Banco BPM perd 1,25%, UBI Banca 1,58%, UniCredit 1,07% et Intesa Sanpaolo 0,59%.

Les tensions sur le marché obligataire, qui provoquent une rechute des rendements allemands, pèsent aussi sur le secteur de l’assurance (-0,62%).

La plus forte baisse du Stoxx 600 est de nouveau pour Royal Mail, qui cède encore 4,70% après une chute de plus de 17% lundi en réaction à un avertissement sur résultats.

TAUX

Sans surprise, ces déclarations se traduisent par de nouvelles tensions sur le marché des emprunts d’Etat italiens: le rendement des titres à deux ans émis par Rome a pris jusqu’à plus de 18 points de base à 1,55% avant de s’apaiser. Le dix ans prend plus de huit points à 3,376%.

L’écart de rendements entre les titres à dix ans italiens et allemands a atteint un pic à 302 points de base, au plus haut depuis plus de cinq ans, avant de repasser sous le seuil des 300 points.

Son creusement s’explique aussi par la baisse marquée des rendements du Bund, les titres allemands jouant leur rôle de valeur refuge.

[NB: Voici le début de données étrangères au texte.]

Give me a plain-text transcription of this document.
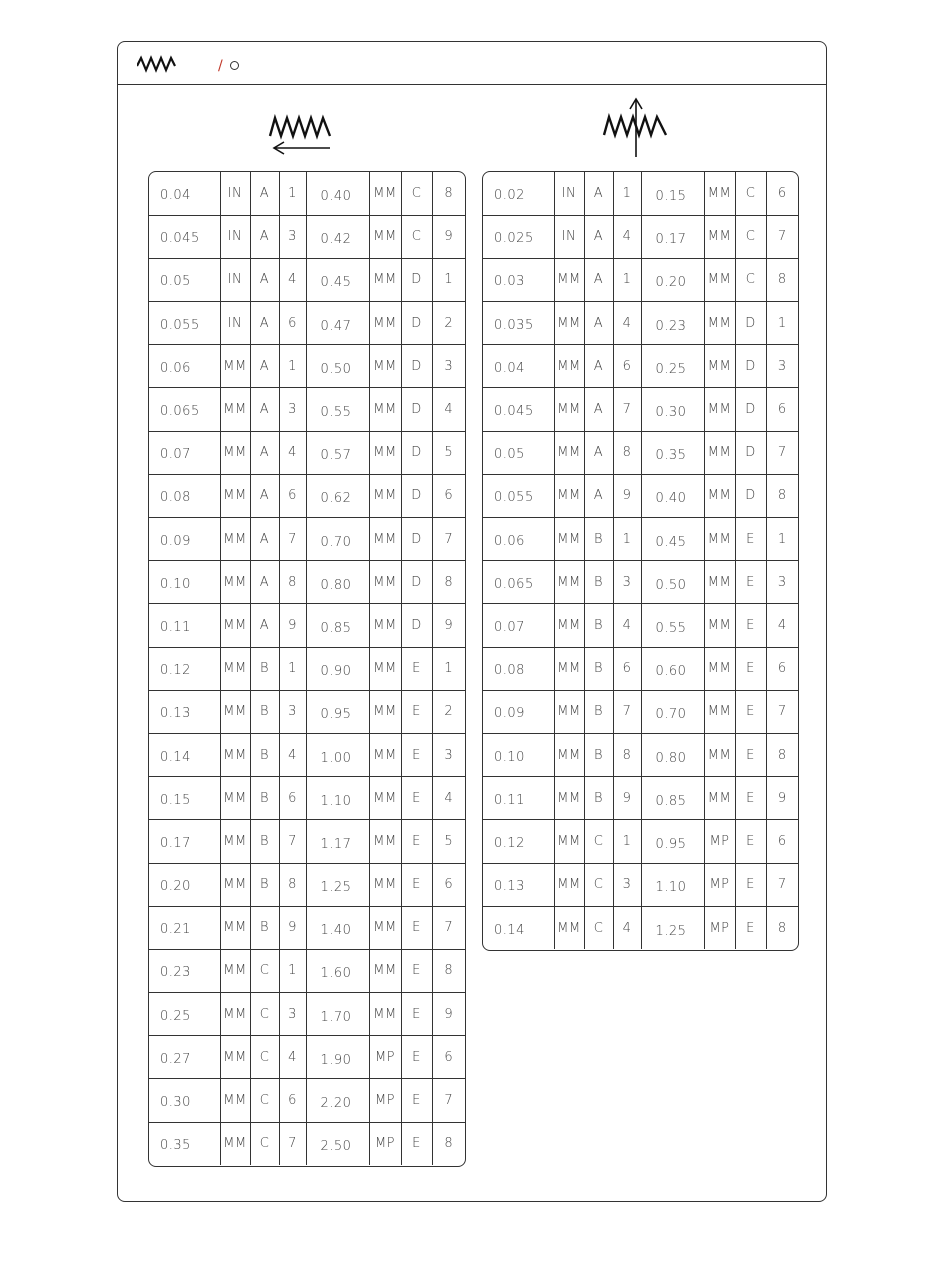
/
0.04	IN	A	1	0.40	MM	C	8
0.045	IN	A	3	0.42	MM	C	9
0.05	IN	A	4	0.45	MM	D	1
0.055	IN	A	6	0.47	MM	D	2
0.06	MM	A	1	0.50	MM	D	3
0.065	MM	A	3	0.55	MM	D	4
0.07	MM	A	4	0.57	MM	D	5
0.08	MM	A	6	0.62	MM	D	6
0.09	MM	A	7	0.70	MM	D	7
0.10	MM	A	8	0.80	MM	D	8
0.11	MM	A	9	0.85	MM	D	9
0.12	MM	B	1	0.90	MM	E	1
0.13	MM	B	3	0.95	MM	E	2
0.14	MM	B	4	1.00	MM	E	3
0.15	MM	B	6	1.10	MM	E	4
0.17	MM	B	7	1.17	MM	E	5
0.20	MM	B	8	1.25	MM	E	6
0.21	MM	B	9	1.40	MM	E	7
0.23	MM	C	1	1.60	MM	E	8
0.25	MM	C	3	1.70	MM	E	9
0.27	MM	C	4	1.90	MP	E	6
0.30	MM	C	6	2.20	MP	E	7
0.35	MM	C	7	2.50	MP	E	8
0.02	IN	A	1	0.15	MM	C	6
0.025	IN	A	4	0.17	MM	C	7
0.03	MM	A	1	0.20	MM	C	8
0.035	MM	A	4	0.23	MM	D	1
0.04	MM	A	6	0.25	MM	D	3
0.045	MM	A	7	0.30	MM	D	6
0.05	MM	A	8	0.35	MM	D	7
0.055	MM	A	9	0.40	MM	D	8
0.06	MM	B	1	0.45	MM	E	1
0.065	MM	B	3	0.50	MM	E	3
0.07	MM	B	4	0.55	MM	E	4
0.08	MM	B	6	0.60	MM	E	6
0.09	MM	B	7	0.70	MM	E	7
0.10	MM	B	8	0.80	MM	E	8
0.11	MM	B	9	0.85	MM	E	9
0.12	MM	C	1	0.95	MP	E	6
0.13	MM	C	3	1.10	MP	E	7
0.14	MM	C	4	1.25	MP	E	8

Le dix ans est revenu vers 0,438%, au plus bas depuis trois semaines.

Du côté des emprunts d’Etat américains, le rendement des Treasuries à 10 ans recule un peu mais reste assez nettement au-dessus de 3% (3,0687%).

CHANGES

Les nouvelles tensions liées à l’Italie accentuent le repli de l’euro, qui cède 0,4% face au dollar à 1,153, au plus bas depuis le 10 septembre.

La monnaie unique européenne cédait déjà du terrain face au billet vert avant les déclarations des responsables politiques italiens, la devise américaine restant portée par l’annonce de l’accord commercial USA-Canada-Mexique et par les anticipations de poursuite de la hausse des taux de la Réserve fédérale.

L’indice qui mesure les fluctuations de la monnaie américaine face à un panier de référence gagne encore 0,3%, tout près du pic de trois semaines et demi touché lundi.

La livre sterling est repartie à la baisse dans l’attente d’une intervention de Boris Johnson au congrès annuel des Tories.